Niettemin is er tussentijds het een en ander veranderd; ben je van plan NYC aan te doen na dit verhaal, grote kans dat je Tyler niet in Brooklyn zult treffen. Inmiddels is hij verhuisd naar Edinburgh, Schotland, de geboortegrond van zijn vrouw. Gelukkig kunnen Europeanen en Schotten gebruik maken van Tylers diensten; hij werkt aan de andere kant van de grote plas gewoon door aan zijn passie en met Ducati. Wordt dus vervolgd.
Keinosuke Sasaki, beter bekend als Keino, is geboren in Aichi en getogen in Fukuoka, Japan. Het startschot voor zijn levenslange toewijding valt als hij zijn been verbrandt aan de uitlaat van zijn vaders motorfiets. Die actie moet dus een diepe indruk op hem hebben achtergelaten. Op latere leeftijd gaat hij werken aan de lopende band bij Mitsubishi, maar weet genoeg geld te sparen voor een enkele reis Verenigde Staten, waar hij zich in 1998 begint te bekwamen in het sleutelen. Voor hem is het een unieke gelegenheid om zijn droom na te streven en uit te groeien tot motorbouwer. Keino heeft al snel in de gaten dat de sleutel tot het succes niet bestaat uit het vervangen van een paar spiegels en het poetsen van verchroomde delen, dus na korte tijd begint hij samen met zijn vriend Paul Cox – die vooral aan Harley-Davidsons werkt - het vak te leren bij een dealer in Manhattan met niemand minder dan Indian Larry als mentor.

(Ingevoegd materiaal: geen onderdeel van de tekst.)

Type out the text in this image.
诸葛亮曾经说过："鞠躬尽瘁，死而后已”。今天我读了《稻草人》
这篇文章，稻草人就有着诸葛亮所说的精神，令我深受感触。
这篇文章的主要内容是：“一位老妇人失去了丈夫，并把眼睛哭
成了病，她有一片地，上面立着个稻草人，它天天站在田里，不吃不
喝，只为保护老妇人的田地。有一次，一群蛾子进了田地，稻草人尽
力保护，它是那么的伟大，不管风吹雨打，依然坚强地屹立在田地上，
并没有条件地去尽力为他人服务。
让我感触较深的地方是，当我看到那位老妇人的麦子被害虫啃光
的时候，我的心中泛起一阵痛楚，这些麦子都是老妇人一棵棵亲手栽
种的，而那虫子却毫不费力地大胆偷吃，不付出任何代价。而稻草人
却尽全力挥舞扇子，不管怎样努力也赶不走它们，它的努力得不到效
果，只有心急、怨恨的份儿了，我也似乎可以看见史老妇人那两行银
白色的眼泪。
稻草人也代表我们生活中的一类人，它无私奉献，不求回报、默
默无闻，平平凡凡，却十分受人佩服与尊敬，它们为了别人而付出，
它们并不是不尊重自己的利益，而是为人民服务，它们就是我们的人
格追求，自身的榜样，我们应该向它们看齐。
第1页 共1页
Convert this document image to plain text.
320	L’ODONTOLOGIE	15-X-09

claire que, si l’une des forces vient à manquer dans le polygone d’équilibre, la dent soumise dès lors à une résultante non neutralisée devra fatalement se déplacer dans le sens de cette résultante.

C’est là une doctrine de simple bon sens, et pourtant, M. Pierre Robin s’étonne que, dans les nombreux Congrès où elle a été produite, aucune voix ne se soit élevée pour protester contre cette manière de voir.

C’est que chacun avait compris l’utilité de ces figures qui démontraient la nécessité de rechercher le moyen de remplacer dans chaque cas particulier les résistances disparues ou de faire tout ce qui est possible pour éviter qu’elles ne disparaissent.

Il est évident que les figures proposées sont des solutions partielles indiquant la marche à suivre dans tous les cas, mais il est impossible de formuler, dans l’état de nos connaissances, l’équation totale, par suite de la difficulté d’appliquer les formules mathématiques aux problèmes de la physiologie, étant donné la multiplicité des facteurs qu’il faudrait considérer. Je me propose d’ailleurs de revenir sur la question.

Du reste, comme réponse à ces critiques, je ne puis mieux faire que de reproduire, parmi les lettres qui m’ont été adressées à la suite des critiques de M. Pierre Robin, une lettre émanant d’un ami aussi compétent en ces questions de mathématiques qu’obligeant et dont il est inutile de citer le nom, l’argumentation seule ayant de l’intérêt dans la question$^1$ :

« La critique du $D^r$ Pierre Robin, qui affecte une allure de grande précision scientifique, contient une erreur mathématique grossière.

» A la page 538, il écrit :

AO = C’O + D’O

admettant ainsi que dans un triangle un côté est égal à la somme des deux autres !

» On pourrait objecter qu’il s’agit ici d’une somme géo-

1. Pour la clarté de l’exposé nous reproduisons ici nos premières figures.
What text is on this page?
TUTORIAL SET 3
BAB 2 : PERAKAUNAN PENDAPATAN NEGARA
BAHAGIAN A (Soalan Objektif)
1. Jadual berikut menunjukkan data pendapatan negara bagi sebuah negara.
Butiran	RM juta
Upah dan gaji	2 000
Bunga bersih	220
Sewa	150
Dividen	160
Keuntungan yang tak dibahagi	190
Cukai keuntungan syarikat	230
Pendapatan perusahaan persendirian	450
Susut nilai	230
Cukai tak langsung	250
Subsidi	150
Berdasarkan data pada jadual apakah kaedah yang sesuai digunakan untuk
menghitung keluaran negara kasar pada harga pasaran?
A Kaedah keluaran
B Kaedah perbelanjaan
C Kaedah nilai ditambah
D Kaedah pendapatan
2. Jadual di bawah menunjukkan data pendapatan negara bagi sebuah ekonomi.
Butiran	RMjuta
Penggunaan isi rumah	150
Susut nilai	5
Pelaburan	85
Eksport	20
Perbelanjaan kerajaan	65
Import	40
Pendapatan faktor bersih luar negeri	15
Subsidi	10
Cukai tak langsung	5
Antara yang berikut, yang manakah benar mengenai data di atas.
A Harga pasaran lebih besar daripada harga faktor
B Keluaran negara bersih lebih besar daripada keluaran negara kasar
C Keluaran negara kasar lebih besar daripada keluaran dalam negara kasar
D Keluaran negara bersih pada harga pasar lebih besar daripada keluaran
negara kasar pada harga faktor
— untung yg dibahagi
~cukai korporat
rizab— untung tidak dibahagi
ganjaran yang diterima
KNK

In 2007 besluit Keino zijn eigen weg te gaan en eigen projecten aan te pakken. Inmiddels is hij gevestigd in Van Dyke Street, waar hij vorm koppelt aan functie, zoekend naar de perfecte harmonie tussen elk onderdeel en ieder detail op zijn motoren. De motor is uiteindelijk ‘gewoon maar’ een vervoermiddel, dus het gebruiksdoel moet altijd voorop blijven staan. Ondanks zijn terugkerende minimalistische benadering, wil hij liever niet te halsstarrig vasthouden aan een bepaalde stijl. Keino’s motoren zijn gewoon wat ze zijn.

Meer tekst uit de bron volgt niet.